- Film poster

Japanese name
- Kanji: ゼブラーマン -ゼブラシティの逆襲-
- Revised Hepburn: Zeburāman -Zebura Shiti no Gyakushū-
- Directed by: Takashi Miike
- Written by: Kankurō Kudō
- Produced by: Akio Hattori Takashi Hirano Arimasa Okada Makoto Okada
- Starring: Show Aikawa Riisa Naka Tsuyoshi Abe Masahiro Inoue Naoki Tanaka Guadalcanal Taka
- Cinematography: Kazushige Tanaka
- Edited by: Kenji Yamashita
- Music by: Yoshihiro Ike
- Distributed by: Toei
- Release date: May 1, 2010;
- Running time: 106 minutes
- Country: Japan
- Language: Japanese
- Box office: $1,270,219

= Zebraman 2: Attack on Zebra City =

2010 Japanese superhero film

Zebraman 2: Attack on Zebra City (ゼブラーマン -ゼブラシティの逆襲-, Zeburāman -Zebura Shitî no Gyakushū-) is the 2010 sequel to the 2004 film Zebraman. The film features Show Aikawa reprising his leading role from the original, and also stars Riisa Naka and Masahiro Inoue. The film's tagline is "Let's get ready to fight!" (白黒つけるぜ！, Shirokuro tsukeru ze!). The film did poorly in Japanese box offices, which may be due to the film's theme of a religious war with the antagonists portrayed as analogies of the Happy Science movement in Japan.
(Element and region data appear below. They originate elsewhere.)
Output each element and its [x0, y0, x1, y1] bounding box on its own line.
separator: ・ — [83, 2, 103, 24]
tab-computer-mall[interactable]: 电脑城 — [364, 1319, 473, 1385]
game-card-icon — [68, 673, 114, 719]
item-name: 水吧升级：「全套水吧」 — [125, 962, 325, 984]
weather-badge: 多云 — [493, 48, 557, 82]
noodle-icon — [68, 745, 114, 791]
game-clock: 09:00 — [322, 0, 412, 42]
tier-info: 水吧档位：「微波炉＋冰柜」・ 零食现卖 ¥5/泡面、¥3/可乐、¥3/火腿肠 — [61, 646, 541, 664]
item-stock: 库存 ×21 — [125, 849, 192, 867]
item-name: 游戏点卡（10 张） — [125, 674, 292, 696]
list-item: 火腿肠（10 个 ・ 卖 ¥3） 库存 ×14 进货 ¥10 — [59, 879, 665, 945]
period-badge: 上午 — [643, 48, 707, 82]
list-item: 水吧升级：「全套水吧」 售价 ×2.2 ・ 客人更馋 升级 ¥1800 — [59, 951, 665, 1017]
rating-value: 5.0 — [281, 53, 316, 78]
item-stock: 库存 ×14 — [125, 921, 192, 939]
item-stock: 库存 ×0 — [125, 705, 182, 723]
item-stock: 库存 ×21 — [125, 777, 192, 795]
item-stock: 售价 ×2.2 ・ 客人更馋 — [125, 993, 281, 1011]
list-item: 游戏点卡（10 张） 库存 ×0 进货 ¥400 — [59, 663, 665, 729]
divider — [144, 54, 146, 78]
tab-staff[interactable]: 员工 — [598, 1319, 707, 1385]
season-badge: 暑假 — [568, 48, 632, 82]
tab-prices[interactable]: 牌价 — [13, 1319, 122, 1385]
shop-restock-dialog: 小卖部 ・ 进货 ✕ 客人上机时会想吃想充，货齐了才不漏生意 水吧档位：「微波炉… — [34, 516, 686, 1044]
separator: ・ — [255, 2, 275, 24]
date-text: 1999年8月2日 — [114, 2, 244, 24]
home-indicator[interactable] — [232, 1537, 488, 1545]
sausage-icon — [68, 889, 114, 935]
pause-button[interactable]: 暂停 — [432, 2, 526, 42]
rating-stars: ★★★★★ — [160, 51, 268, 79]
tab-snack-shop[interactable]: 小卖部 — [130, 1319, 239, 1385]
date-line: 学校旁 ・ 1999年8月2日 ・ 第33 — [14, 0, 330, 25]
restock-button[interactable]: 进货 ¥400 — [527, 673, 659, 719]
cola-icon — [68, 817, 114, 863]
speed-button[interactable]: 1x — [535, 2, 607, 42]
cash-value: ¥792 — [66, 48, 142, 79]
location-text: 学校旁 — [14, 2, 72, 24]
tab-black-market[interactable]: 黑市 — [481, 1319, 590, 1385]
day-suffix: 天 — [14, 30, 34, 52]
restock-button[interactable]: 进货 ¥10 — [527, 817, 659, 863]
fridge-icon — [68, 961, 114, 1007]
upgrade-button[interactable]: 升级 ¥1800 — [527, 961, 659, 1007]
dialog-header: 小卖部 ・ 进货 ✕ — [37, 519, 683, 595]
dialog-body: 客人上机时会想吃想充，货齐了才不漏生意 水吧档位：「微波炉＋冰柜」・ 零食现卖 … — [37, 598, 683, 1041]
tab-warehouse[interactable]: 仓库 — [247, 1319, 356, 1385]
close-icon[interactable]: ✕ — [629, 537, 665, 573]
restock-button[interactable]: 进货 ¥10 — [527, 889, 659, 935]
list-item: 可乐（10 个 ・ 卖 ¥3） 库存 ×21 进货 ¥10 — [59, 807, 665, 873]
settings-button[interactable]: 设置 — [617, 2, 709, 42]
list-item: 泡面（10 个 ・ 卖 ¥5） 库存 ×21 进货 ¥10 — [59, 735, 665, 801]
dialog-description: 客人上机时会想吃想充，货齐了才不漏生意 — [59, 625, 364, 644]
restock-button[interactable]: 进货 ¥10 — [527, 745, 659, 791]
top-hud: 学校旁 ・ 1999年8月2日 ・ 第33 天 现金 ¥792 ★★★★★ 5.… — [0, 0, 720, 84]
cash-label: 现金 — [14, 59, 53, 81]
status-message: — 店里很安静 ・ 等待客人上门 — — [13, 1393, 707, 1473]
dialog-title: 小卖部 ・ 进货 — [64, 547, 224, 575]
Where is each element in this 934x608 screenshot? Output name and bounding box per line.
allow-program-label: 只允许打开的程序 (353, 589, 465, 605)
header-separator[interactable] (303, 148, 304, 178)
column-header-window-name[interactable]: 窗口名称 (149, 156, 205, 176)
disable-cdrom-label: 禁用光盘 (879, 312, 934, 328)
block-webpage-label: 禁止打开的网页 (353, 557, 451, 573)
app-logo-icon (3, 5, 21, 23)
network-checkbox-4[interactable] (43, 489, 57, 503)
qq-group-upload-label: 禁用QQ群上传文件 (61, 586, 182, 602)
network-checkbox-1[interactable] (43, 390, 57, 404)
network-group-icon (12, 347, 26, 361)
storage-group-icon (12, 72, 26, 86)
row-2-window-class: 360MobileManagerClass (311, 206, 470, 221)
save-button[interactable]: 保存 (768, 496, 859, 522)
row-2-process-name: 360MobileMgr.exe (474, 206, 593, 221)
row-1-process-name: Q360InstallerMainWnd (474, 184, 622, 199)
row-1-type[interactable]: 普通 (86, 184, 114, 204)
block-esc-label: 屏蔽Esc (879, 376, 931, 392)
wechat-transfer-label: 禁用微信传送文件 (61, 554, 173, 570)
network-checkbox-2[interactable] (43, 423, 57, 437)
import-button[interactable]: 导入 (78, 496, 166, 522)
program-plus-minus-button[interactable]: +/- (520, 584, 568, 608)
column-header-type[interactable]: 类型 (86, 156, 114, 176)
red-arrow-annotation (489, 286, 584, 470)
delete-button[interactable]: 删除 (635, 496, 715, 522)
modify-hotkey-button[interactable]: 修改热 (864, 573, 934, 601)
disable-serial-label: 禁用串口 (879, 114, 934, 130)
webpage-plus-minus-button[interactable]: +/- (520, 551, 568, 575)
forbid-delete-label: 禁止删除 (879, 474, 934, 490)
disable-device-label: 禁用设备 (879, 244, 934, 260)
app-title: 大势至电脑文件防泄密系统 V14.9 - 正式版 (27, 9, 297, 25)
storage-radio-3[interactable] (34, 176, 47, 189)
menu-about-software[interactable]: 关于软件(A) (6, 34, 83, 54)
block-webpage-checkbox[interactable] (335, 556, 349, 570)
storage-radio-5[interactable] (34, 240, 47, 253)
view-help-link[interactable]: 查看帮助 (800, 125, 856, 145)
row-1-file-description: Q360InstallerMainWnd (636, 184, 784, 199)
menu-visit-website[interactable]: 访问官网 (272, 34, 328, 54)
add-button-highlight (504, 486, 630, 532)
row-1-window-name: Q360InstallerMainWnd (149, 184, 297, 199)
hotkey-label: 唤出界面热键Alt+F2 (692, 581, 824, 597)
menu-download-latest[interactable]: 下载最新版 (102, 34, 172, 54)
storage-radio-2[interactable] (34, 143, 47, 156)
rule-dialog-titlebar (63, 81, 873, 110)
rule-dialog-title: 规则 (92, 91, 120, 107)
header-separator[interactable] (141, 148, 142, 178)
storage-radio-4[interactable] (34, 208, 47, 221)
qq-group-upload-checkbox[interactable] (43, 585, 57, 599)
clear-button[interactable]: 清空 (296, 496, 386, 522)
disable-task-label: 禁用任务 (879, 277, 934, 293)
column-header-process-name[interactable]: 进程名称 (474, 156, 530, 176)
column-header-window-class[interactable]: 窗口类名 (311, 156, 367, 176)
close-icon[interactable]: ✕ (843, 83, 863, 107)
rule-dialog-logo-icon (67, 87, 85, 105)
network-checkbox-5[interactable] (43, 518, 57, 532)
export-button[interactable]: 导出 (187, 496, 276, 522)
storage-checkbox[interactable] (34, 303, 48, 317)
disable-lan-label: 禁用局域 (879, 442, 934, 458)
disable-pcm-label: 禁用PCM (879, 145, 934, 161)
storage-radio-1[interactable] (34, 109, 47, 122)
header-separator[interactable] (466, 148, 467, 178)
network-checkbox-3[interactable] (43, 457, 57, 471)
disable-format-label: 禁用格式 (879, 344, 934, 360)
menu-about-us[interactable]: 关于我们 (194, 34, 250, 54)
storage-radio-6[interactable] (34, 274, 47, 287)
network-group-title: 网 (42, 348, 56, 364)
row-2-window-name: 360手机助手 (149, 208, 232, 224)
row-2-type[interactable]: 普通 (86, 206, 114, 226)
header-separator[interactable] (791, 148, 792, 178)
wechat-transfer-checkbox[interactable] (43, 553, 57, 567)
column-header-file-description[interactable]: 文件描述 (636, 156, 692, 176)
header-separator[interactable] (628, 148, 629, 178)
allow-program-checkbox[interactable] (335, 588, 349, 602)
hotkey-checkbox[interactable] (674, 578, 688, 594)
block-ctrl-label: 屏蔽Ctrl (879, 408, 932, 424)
On November 29, 2011, Funimation released the film in the United States. The contents of the Blu-ray/DVD Combo Pack contains movie in Japanese with English subtitles. The Blu-ray/DVD Combo Pack contains Special Features and making-ofs.

== Plot ==
By 2025, fifteen years after the events of Zebraman, Aihara Kozou has been elected governor of Tokyo, which then renamed itself Zebra City. It instituted "Zebra Time", a 5-minute period starting at 5:00 AM/PM during which all crime is legal and the government allows the Zebra Police to attack any and all presumed criminals. Once Zebra Time results in the attempted murder of Shinichi Ichikawa, also known as Zebraman. Shinichi, surviving the attack but having lost his memories, teams up with Shinpei (now a doctor) to save a mysterious little girl from Aihara Kouzou, Zebra Queen and her Zebra Police, and then the world from their ultimate plan to use the strange aliens from 2010 to bring Zebra Time to the whole world.

==Cast==
- Show Aikawa as Shinichi Ichikawa/Zebraman
- Riisa Naka as Yui Aihara/Zebra Queen/Zebrawoman/Black Zebra
- Tsuyoshi Abe as Niimi
- Masahiro Inoue as Shinpei Asano
- Naoki Tanaka as Junpei Ichiba
- Guadalcanal Taka as Kozou Aihara
- Mei Nagano as Sumire
- Nana Mizuki as the Alien Voice
- Miki Inase as Yumi Kisaragi/Zebra Mini-Skirt Police
- Sayoko Ohashi as Risako Yuki/Zebra Mini-Skirt Police
- Yuko Shimizu as Yu Maki/Zebra Mini-Skirt Police
- Suzanne as Mika Misaki
- Kazuki Namioka as Clothing Designer
- Houka Kinoshita as Turtle Who Attacks Aihara
- Hideo Nakano as Boar Man
- Naomasa Musaka as Surgeon
- Ken Maeda as Legislator
- Katsuhisa Namase as TV Reporter
- Mame Yamada as Miho Kishida

==Theme song==
For the film, Riisa Naka as the Zebra Queen released a single titled "Namida (Kokoro Abaite)" (NAMIDA～ココロアバイテ～) on April 21, 2010, to serve as the film's theme song. A music video was also released featuring Naka in the character of Zebra Queen singing the song. A music video was also recorded for the other song included on the single, "Zebra Queen's Theme" (ゼブラクイーンのテーマ, Zebura Kuīn no Tēma), which is also used in the film's trailers. For the music videos and all performances of the song, Riisa has stated Zebra Queen has a Lady Gaga-like persona.

==V-Cinema==
A direct to video movie called Vengeful Zebra Mini-Skirt Police (ゼブラミニスカポリスの逆襲, Zebura Minisuka Porisu no Gyakushū) was released on April 19, 2010, to promote the upcoming release of Zebraman 2. The story is set in 2024, one year before the events of the sequel, and focuses on the characters of the Zebra Mini-Skirt Police. The film also features Suzu Natsume as Sayuri Yuki, Shinji Kasahara as a rebel, Yasukaze Motomiya as Ogata, and Guadalcanal Taka as Kozou Aihara.